Sérgio Conceição e Rui CostaA partir daí, necessidade de Sérgio ser titular da equipa. Assumiria a posição de lateral direito e a segurança das suas exibições despertaria a cobiça do Inter. Aí viveria na pele o momento negro do Inter, por esses dias em plena crise de resultados e de identidade… e nem mesmo realizando quarenta e dois jogos em duas épocas, ganharia um estatuto de imprescindível! A saída nas constantes renovações empreendidas, por esses dias, por Moratti era óbvia. Saíria sem honra nem glória regressando à Lazio, onde a curva descendente, teimosamente, continuava a subsistir! Sairia a meio da época, regressando ao Porto, a um Porto construído com laivos de grandeza por Mourinho e onde Sérgio desempenhou quase um papel de artista convidado. Não podendo actuar nas epopeias da Champions, por estar previamente inscrito pela Lazio, assistira da bancada à inolvidável conquista europeia, e insatisfeito com a pouca utilização, abandonaria o Porto para não mais voltar.

Por estes dias, selar-se-ia a sua despedida da selecção, após o famigerado jogo de Guimarães, que Portugal perdeu por três bolas a zero com a Espanha. Ao certo, porém, nunca ninguém soube o que ocorreu, mas a verdade é que a carreira internacional de Conceição findou aí, ficando arredado do Euro 2004. Após a saída do Porto e um período de indefinição, chegaria à Bélgica onde ajudaria o Standard a retomar o caminho do sucesso. Tornar-se-ia alma da equipa, o seu maior símbolo e daria asas ao seu tradicional mau feitio, agredindo um árbitro… mas, independentemente da suspensão que foi alvo, a honra de na época 2004/2005 ter sido considerado o melhor jogador do campeonato e simultaneamente ter ajudado a crescer jovens promissores como Defour ou Witsel.

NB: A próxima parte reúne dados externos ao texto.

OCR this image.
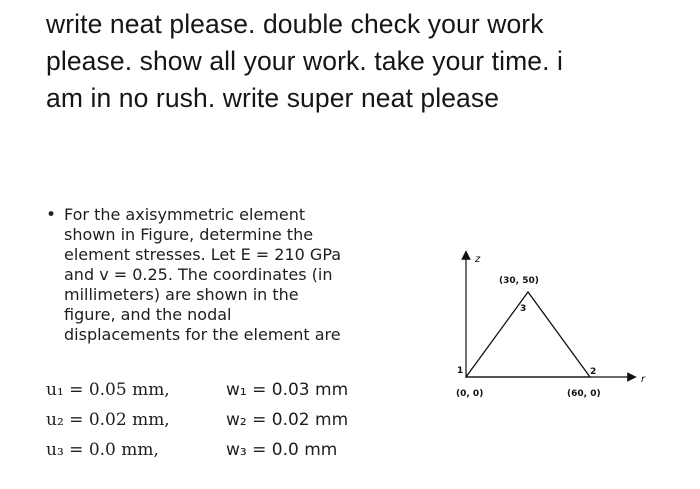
write neat please. double check your work
please. show all your work. take your time. i
am in no rush. write super neat please
• For the axisymmetric element
shown in Figure, determine the
element stresses. Let E = 210 GPa
and v = 0.25. The coordinates (in
millimeters) are shown in the
figure, and the nodal
displacements for the element are
u₁ = 0.05 mm,	w₁ = 0.03 mm
u₂ = 0.02 mm,	w₂ = 0.02 mm
u₃ = 0.0 mm,	w₃ = 0.0 mm
z
r
1	2
3
(0, 0)	(60, 0)
(30, 50)
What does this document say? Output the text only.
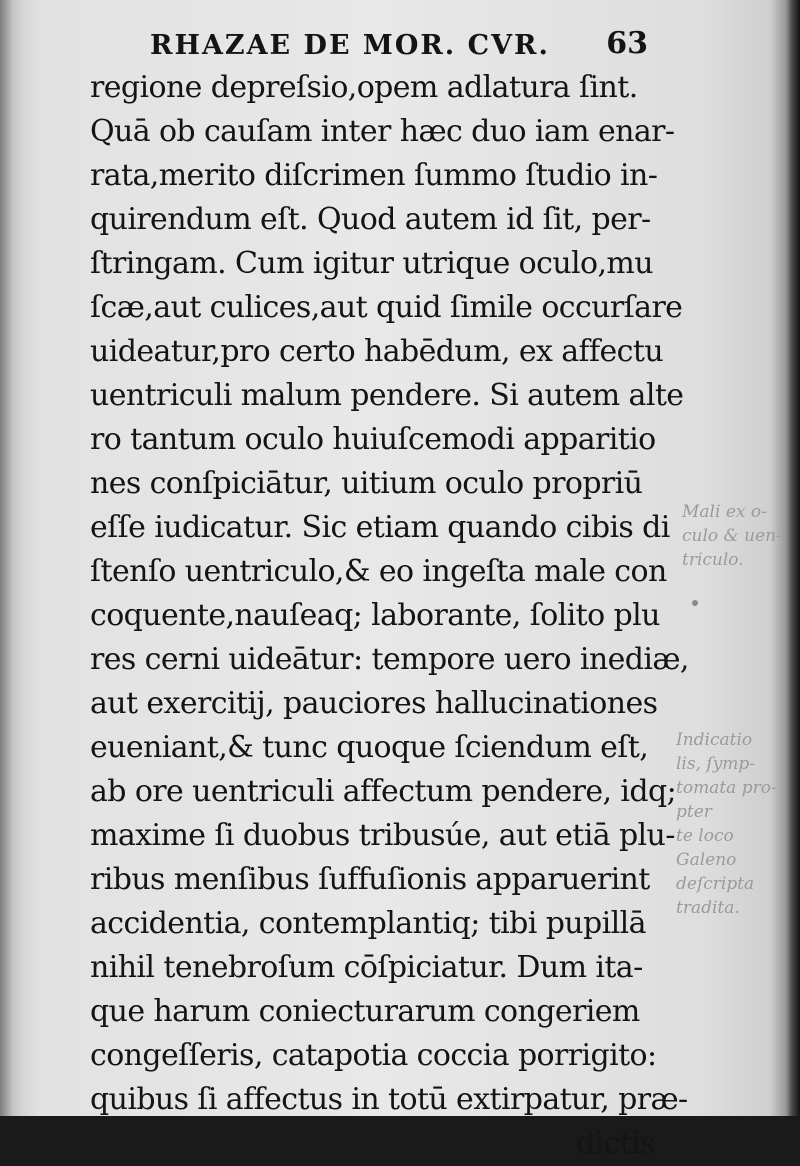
RHAZAE DE MOR. CVR. 63
regione depreſsio,opem adlatura ſint.
Quā ob cauſam inter hæc duo iam enar-
rata,merito diſcrimen ſummo ſtudio in-
quirendum eſt. Quod autem id ſit, per-
ſtringam. Cum igitur utrique oculo,mu
ſcæ,aut culices,aut quid ſimile occurſare
uideatur,pro certo habēdum, ex affectu
uentriculi malum pendere. Si autem alte
ro tantum oculo huiuſcemodi apparitio
nes conſpiciātur, uitium oculo propriū
eſſe iudicatur. Sic etiam quando cibis di
ſtenſo uentriculo,& eo ingeſta male con
coquente,nauſeaq; laborante, ſolito plu
res cerni uideātur: tempore uero inediæ,
aut exercitij, pauciores hallucinationes
eueniant,& tunc quoque ſciendum eſt,
ab ore uentriculi affectum pendere, idq;
maxime ſi duobus tribusúe, aut etiā plu-
ribus menſibus ſuffuſionis apparuerint
accidentia, contemplantiq; tibi pupillā
nihil tenebroſum cōſpiciatur. Dum ita-
que harum coniecturarum congeriem
congeſſeris, catapotia coccia porrigito:
quibus ſi affectus in totū extirpatur, præ-
dictis
Mali ex o-
culo & uen-
triculo.
Indicatio
lis, ſymp-
tomata pro-
pter
te loco
Galeno
deſcripta
tradita.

Em 2007 sairia rumo à Arábia Saudita onde não aguentaria muito tempo! Voltaria à Europa, ao PAOK treinado por Fernando Santos. No ambiente frenético de Atenas, nada melhor para Sérgio se exprimir.Ttornar-se-ia o líder da equipa, mas também o seu elemento mais contestatário! Apesar das expulsões, dos recorrentes acessos de mau génio ajudaria a equipa a alcançar, pelas mãos do Engenheiro Fernando Santos, um inolvidável segundo lugar, e acima de tudo a certeza de ser um verdadeiro ídolo!

Resolve, agora, dar por finda uma carreira repleta de êxito, para se tornar director desportivo. Passados estes anos apetece questionar se valeram a pena todos os episódios, todas as guerras, todas as arrancadas, todos os cruzamentos milimétricos? E a resposta só pode ser uma: valeu para Sérgio, pela sua carreira e para todos que tiveram a felicidade de um dia ver toda a sua paixão ao jogo. Obrigado por isso… por nunca desvirtuar a essência do futebol que é o amor ao jogo.